Siempre alguna mujer me llevó de la nariz
(para no hacer mención de otros apéndices).
Anillado
como un mono doméstico,
salté de cama en cama.
¡Cuánta zalema alegre,
qué equilibrios tan altos y difíciles,
qué acrobacias tan ágiles,
qué risa!
Aunque era un espectáculo hilarante,
hubo quien se dolió de mis piruetas,
lo cual no es nada extraño:
en semejante trance
yo mismo
me rompí el alma en más de una ocasión.
Es una pena que esos golpes
que, entregados al júbilo del vuelo,
entonces casi no sentimos,
algunas tardes ahora,
en el otoño,
cuando amenaza lluvia
y viene el frío,
nos vuelvan a doler tanto en el alma;
renovado dolor que no permite
reconciliar el sueño interrumpido.
En esas condiciones no hay alivio posible:
ni el bálsamo falaz de la nostalgia,
ni el más firme consuelo del olvido.
Cuando era joven quería vivir en una ciudad grande.

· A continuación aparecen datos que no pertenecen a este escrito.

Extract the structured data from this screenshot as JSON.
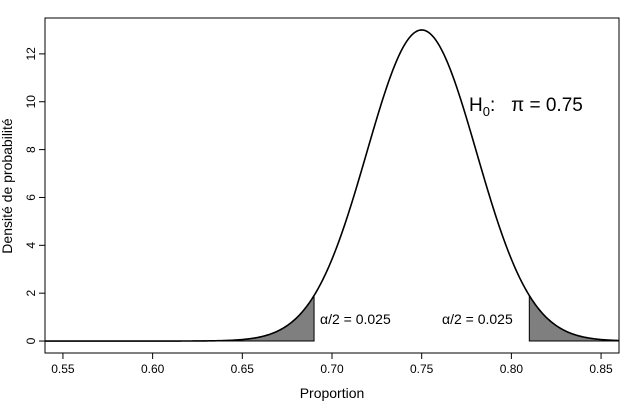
{
  "chart_data": {
    "type": "area",
    "xlabel": "Proportion",
    "ylabel": "Densité de probabilité",
    "xlim": [
      0.54,
      0.86
    ],
    "ylim": [
      -0.5,
      13.5
    ],
    "x_ticks": [
      0.55,
      0.6,
      0.65,
      0.7,
      0.75,
      0.8,
      0.85
    ],
    "x_tick_labels": [
      "0.55",
      "0.60",
      "0.65",
      "0.70",
      "0.75",
      "0.80",
      "0.85"
    ],
    "y_ticks": [
      0,
      2,
      4,
      6,
      8,
      10,
      12
    ],
    "y_tick_labels": [
      "0",
      "2",
      "4",
      "6",
      "8",
      "10",
      "12"
    ],
    "grid": false,
    "distribution": {
      "name": "normal",
      "mean": 0.75,
      "sd": 0.0306,
      "x_range": [
        0.54,
        0.86
      ],
      "peak_density": 13.0
    },
    "rejection_regions": [
      {
        "side": "left",
        "x_from": 0.54,
        "x_to": 0.69,
        "area": 0.025,
        "color": "#7f7f7f"
      },
      {
        "side": "right",
        "x_from": 0.81,
        "x_to": 0.86,
        "area": 0.025,
        "color": "#7f7f7f"
      }
    ],
    "annotations": {
      "hypothesis": {
        "H": "H",
        "sub": "0",
        "rest": ":   π = 0.75"
      },
      "alpha_left": "α/2 = 0.025",
      "alpha_right": "α/2 = 0.025"
    }
  }
}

Cuando perdí la juventud quería vivir en una ciudad pequeña.
Ahora quiero vivir.
Ante los ojos de los muertos
abiertos sólo para la eternidad,
el topo,
horadando su túnel tercamente,
pasó ágil y veloz como una golondrina.
Si nuestro reino no fue de este mundo,
y sabemos de cierto que no hay otro,
dime lo que nos queda,
amigo,
dime lo que nos queda.
Ni siquiera deseos, ni siquiera esperanza;
un confuso montón de sueños negros,
eso es lo que nos queda,
amigo,
un confuso montón sólo de sueños.
Cada vez más pequeño.
Ya cabe en un pañuelo, igual que el llanto.
Pero cómo nos pesa,
amigo,
pero cómo nos pesa.
Más cuanto menos.
La brisa del mar próximo
abrió un espacio de luz en el invierno.
Regresaban a ti,
en la hora más triste,
como el milagro de otra primavera
que nunca llegaría,
esos días azules y ese sol de la infancia.
Qué habrán iluminado en tu hondo sentimiento,
qué imágenes de patios olorosos a azahar,
qué perfume a jazmín traerían a tu ensueño
entre un rumor de fuentes esos días azules...

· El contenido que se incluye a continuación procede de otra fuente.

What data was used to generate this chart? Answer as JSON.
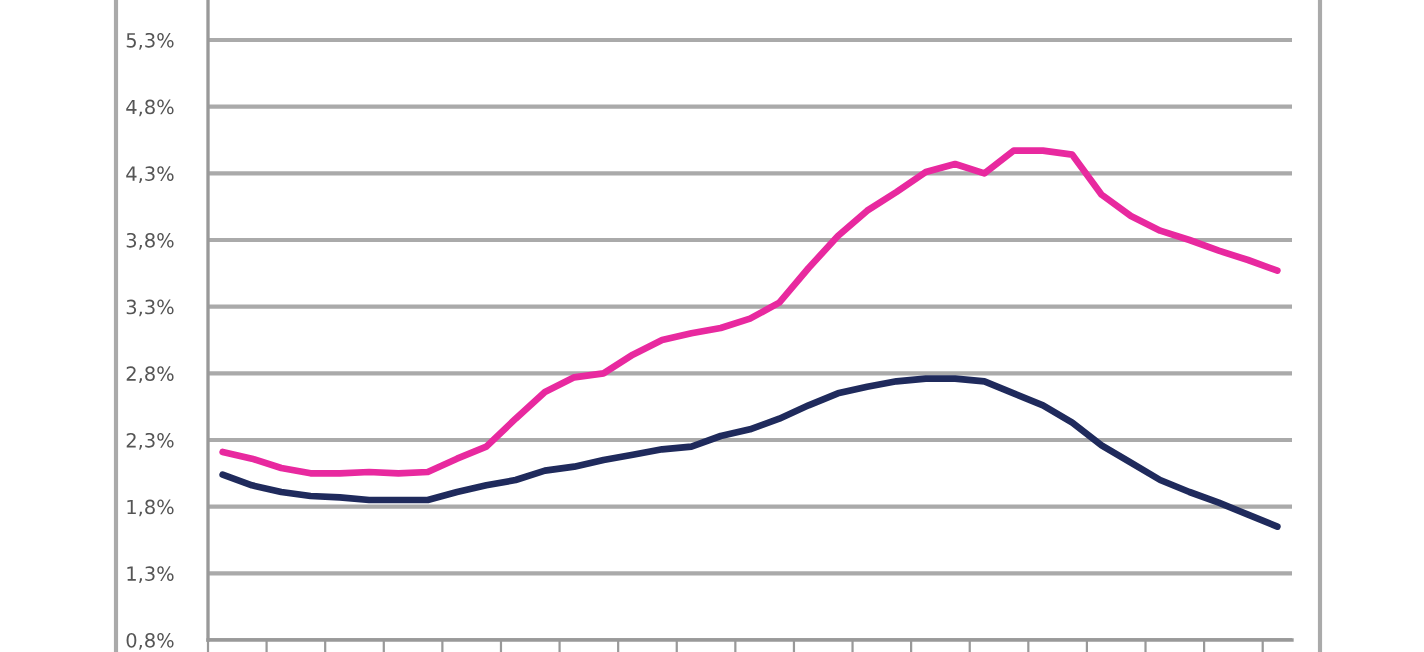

¿Ensueño todavía, o tan sólo memoria?
No; allá en el fondo de la mar no sueñan
los frutos de oro:
sólo estéril arena, piedras negras,
anémonas amargas, sin aroma.
(Mañana es nunca ya, tal vez pensabas.)
Y sin embargo,
piadosa luz,
y muerte más piadosa que la vida,
que detuvo en los lienzos del recuerdo
contigo hacia la sombra,
tan lejanos y claros,
tan imposibles ya,
pero contigo, en ti al fin para siempre
—mañana es nunca, nunca, nunca—
esos días azules y ese sol de la infancia.

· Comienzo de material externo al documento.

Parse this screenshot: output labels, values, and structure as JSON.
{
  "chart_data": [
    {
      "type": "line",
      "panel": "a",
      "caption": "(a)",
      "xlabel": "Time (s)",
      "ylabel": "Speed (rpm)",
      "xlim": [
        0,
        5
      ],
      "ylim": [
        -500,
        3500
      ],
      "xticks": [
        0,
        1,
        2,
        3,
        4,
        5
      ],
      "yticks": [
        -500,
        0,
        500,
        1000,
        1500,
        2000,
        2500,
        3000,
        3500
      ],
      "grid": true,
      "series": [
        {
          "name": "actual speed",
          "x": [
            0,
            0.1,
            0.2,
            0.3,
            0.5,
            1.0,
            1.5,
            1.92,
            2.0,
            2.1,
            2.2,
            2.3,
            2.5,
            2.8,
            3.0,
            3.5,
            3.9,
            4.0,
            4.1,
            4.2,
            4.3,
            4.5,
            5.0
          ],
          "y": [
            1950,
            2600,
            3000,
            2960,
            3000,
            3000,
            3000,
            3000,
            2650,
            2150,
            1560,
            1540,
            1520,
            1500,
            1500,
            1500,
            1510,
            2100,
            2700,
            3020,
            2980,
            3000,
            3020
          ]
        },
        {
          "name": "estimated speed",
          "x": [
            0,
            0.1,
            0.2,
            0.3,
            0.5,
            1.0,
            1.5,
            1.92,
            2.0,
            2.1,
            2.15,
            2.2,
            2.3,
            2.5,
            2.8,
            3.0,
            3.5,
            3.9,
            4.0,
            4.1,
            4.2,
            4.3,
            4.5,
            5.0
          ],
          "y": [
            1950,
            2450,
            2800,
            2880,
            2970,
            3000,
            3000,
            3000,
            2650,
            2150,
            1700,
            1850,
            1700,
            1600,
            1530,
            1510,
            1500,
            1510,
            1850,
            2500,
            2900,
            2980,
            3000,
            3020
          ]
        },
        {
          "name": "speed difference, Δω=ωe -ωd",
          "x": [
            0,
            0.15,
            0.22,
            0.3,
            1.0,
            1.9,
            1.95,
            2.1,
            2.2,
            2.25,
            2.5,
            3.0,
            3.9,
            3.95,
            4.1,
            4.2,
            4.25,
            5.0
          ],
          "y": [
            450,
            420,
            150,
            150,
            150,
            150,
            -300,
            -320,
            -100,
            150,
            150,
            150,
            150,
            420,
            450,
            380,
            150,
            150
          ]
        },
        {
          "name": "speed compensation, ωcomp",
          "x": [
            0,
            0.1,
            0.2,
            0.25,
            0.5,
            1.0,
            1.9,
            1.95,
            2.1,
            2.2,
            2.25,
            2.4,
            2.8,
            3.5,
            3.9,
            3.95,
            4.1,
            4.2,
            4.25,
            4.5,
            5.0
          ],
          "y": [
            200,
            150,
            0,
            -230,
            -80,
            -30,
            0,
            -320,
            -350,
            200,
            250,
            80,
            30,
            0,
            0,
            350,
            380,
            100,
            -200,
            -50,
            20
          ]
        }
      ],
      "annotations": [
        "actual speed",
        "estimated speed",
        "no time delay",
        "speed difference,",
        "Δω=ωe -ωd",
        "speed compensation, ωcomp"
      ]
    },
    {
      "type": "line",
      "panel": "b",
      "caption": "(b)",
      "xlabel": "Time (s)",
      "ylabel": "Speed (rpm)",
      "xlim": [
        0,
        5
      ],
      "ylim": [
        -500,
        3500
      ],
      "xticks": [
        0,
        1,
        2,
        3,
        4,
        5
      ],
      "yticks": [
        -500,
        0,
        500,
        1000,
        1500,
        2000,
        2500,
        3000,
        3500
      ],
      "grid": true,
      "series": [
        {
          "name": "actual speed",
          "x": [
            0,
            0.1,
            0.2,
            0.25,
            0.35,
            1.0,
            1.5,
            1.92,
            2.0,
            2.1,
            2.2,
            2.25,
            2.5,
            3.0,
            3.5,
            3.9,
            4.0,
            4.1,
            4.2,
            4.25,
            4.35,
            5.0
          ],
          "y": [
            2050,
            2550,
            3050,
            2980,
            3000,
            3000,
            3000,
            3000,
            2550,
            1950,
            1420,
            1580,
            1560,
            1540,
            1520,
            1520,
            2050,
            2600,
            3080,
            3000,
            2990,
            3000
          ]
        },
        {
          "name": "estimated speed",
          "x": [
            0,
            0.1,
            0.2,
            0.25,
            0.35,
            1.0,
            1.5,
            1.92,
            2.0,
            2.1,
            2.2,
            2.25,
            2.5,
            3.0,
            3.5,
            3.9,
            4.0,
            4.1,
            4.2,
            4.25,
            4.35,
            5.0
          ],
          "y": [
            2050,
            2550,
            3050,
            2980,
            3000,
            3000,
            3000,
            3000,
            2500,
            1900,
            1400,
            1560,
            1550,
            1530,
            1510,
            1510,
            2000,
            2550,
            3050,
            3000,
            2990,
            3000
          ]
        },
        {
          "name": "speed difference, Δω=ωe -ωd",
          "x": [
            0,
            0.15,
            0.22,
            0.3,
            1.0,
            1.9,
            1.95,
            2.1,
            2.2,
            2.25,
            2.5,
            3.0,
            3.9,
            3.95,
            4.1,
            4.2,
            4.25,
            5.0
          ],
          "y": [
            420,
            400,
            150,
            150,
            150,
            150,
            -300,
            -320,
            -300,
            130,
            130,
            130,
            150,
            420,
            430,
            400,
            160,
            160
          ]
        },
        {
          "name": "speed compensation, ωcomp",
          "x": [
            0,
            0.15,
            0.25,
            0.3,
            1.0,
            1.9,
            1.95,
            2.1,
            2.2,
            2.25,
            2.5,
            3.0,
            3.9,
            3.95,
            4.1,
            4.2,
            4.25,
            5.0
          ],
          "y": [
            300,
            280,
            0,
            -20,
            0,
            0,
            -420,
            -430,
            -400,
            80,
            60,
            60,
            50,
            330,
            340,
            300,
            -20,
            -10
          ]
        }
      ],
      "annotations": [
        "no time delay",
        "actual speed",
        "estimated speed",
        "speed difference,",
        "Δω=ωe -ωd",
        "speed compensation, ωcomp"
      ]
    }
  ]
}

Recuerda aún los adverbios temporales
ahora, nunca, luego,
todavía, ya no...
Y repite, obstinado, alguno de ellos:
antes, después...
Solamente un olvido le atormenta:
después, antes... ¿de qué?
Deja para mañana
lo que podrías haber hecho hoy
(y comenzaste ayer sin saber cómo).
Y que mañana sea mañana siempre;
que la pereza deje inacabado
lo destinado a ser perecedero;
que no intervenga el tiempo,
que no tenga materia en que ensañarse.
Evita que mañana te deshaga
todo lo que tú mismo
pudiste no haber hecho ayer.
Si yo tuviese veinte años menos de los que tengo ahora,
sería aquel que en 1965 se decía:
si yo tuviese veinte años menos de los que tengo ahora,
sería aquel que en 1945 se decía:
si yo tuviese veinte años más de los que tengo ahora...
Todavía un instante, mientras todo se apaga,
la piedra que recoge lo que el cielo desdeña,
esa mancha de luz
para cuando no quede,
un poco de calor
para cuando la noche...
Todavía un instante, mientras todo se pierde,
la memoria que guarda la belleza de un rostro,
esos ojos lejanos que derraman
su claridad aquí, tan dulce y leve,
este amor obstinado
para cuando el olvido...
Pero el olvido nunca:
un instante final que se transforma en siempre,
la luz sobre la piedra,
la mirada
que dora tenuemente todavía
—después de haber mirado—
la penumbra de un sueño...
Largo es el arte; la vida en cambio corta
como un cuchillo.
Pero nada ya ahora
—ni siquiera la muerte, por su parte
inmensa—
podrá evitarlo:
exento, libre,
como la niebla que al romper el día los
hondos valles del invierno exhalan,
creciente en un espacio sin fronteras,
este amor ya sin mí te amará siempre.
El otoño se acerca con muy poco ruido:
apagadas cigarras, unos grillos apenas,
defienden el reducto
de un verano obstinado en perpetuarse,
cuya suntuosa cola aún brilla hacia el oeste.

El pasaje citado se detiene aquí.